An expert team of leaders in health and education have come together to create a robust blueprint for the future of health improvement and health care jobs in California. Led by co-chairs Janet Napolitano, President of the University of California, and Lloyd Dean, President and CEO of Dignity Health, these leaders will steer the development and implementation of a state health workforce master plan. This group will oversee the gathering and review of information, decide strategic priorities, promote and monitor the plan’s implementation, and represent the plan to the public. The group is representative of California’s diversity, and includes educators and accreditors, health professionals, policymakers, business and labor leaders (including payers and providers), and consumer groups. The group collectively brings economic, health, equity, and community expertise and commits to delivering material, cross-sectoral influence. The group will function as a private commission, with strong public participation and endorsement. The California Future Health Workforce Commission will run from summer 2017 through 2018.

Jeff Oxendine from UC Berkeley School of Public Health and Kevin Barnett from Public Health Institute will serve as co-directors of this effort and will lead an expert staff to support the Commission’s work including organizing meetings, preparing background materials, and directing the work of the technical advisory committee.

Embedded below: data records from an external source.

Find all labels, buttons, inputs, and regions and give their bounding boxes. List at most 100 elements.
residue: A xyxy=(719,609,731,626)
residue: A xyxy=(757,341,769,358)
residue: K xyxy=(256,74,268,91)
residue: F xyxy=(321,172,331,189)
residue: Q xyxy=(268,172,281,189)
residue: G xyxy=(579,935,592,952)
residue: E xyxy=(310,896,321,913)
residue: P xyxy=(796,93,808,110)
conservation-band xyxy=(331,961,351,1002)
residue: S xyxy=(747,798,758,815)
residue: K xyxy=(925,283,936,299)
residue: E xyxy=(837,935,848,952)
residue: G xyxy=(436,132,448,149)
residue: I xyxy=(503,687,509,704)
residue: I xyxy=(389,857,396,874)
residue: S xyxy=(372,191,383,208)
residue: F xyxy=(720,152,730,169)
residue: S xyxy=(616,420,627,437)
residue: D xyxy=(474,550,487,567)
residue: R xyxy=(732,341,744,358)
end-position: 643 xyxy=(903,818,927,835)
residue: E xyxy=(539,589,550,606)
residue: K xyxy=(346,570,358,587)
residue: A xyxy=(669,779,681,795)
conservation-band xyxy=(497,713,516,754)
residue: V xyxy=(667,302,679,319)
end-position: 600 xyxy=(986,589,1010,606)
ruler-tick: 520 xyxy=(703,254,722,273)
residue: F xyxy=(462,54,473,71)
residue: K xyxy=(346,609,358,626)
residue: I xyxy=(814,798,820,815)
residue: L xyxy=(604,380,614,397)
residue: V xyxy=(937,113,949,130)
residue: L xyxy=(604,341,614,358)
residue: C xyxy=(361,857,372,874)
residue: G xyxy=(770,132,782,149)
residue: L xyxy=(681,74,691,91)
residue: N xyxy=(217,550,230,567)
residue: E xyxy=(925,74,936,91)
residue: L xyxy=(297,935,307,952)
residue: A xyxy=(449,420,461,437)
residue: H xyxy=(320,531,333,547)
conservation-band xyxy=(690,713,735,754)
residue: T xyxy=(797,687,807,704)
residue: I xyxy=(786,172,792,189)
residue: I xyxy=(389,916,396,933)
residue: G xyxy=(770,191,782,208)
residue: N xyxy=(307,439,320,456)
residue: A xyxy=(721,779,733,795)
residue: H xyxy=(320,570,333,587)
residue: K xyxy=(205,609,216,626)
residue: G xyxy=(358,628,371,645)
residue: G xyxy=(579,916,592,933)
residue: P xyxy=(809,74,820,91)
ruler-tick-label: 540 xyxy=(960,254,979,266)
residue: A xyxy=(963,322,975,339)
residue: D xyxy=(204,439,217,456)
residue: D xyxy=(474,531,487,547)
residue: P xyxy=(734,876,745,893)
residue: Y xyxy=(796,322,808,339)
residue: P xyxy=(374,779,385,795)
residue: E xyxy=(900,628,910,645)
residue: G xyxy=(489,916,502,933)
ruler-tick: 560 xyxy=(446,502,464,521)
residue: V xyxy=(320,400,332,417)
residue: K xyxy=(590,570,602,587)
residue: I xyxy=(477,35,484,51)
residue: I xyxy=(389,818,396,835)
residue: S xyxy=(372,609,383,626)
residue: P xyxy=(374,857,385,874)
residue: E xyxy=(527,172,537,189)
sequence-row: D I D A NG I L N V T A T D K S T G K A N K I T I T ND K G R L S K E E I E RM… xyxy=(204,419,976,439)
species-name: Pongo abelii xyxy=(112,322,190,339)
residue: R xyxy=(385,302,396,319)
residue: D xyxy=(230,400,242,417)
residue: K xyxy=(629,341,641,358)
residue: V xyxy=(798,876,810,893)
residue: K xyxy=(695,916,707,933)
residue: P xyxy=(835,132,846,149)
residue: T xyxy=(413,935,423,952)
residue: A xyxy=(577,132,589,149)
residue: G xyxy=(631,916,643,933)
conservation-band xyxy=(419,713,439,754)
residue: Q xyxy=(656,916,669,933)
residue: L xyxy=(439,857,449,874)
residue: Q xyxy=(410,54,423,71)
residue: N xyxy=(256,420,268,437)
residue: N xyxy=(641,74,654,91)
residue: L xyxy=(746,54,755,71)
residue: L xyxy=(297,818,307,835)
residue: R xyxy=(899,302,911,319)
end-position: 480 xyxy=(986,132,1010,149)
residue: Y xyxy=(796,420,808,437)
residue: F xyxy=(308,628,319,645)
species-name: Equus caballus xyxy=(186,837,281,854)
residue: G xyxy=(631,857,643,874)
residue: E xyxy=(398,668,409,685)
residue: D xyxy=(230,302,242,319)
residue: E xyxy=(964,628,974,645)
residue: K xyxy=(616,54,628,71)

Led by Jeff and Kevin, this management team will ensure co-chairs and commissioners are fully supported by coordinating topical experts, academics, and technical consultants to ensure facts, analysis and a diverse base of opinions and voices are brought to the Commission for consideration.

A coalition of California’s health funders, including The California Endowment (TCE), California Health Care Foundation (CHCF), The California Wellness Foundation (TCWF) and Blue Shield of California Foundation (BSCF), have catalyzed the development of the master plan by providing funding to support this work.